How do I count the number of files in Datasets？

Freeman · December 2, 2021, 1:29pm

I find that HOPSWORKS can count the number of files in Datasets very quickly, I want to know how this is done.
If I use the Datasets API to do the same thing, I will have to traverse every folder in Datasets recursively.

If I want to count the number of files in a folder in Datasets, is there a simple and efficient way to do this?

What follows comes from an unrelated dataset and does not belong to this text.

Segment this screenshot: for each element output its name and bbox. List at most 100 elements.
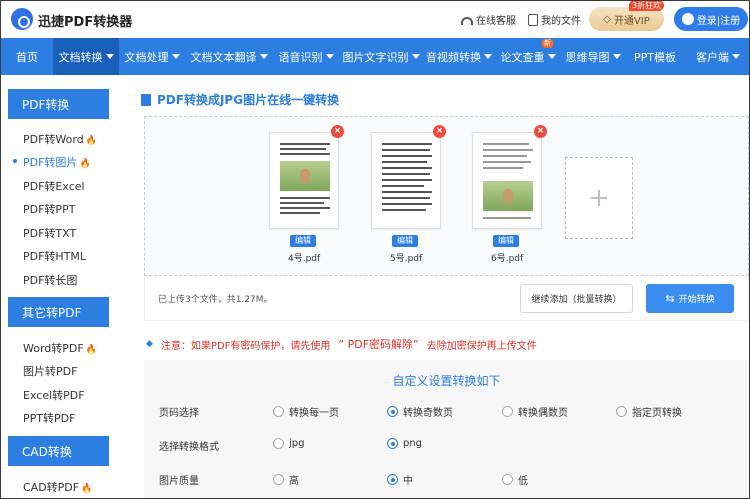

Jim_Dowling · December 2, 2021, 3:07pm

HopsFS has a quota for directories and files. Each directory that is quota-enabled knows how many files are in its subtree - it is stored as metadata, and it is updated asynchronously when you perform operations on files in subtrees.
We don’t expose that in the dataset API. You can get it by querying the HopsFS directory using the Java API . It’s not well documented - here is the equivalent in HDFS:
https://hadoop.apache.org/docs/stable/api/org/apache/hadoop/fs/QuotaUsage.html#getFileAndDirectoryCount--

Freeman · December 3, 2021, 1:01am

Hi @Jim_Dowling ,

Ok, thank you very much for your reply.
I found a HopsWorks-CLI project on GitHub ( GitHub - hopshadoop/hopsworks-cli: A command-line client and java library for interacting with Hopsworks via its REST API ), can I use this command-line client to count files in Datasets?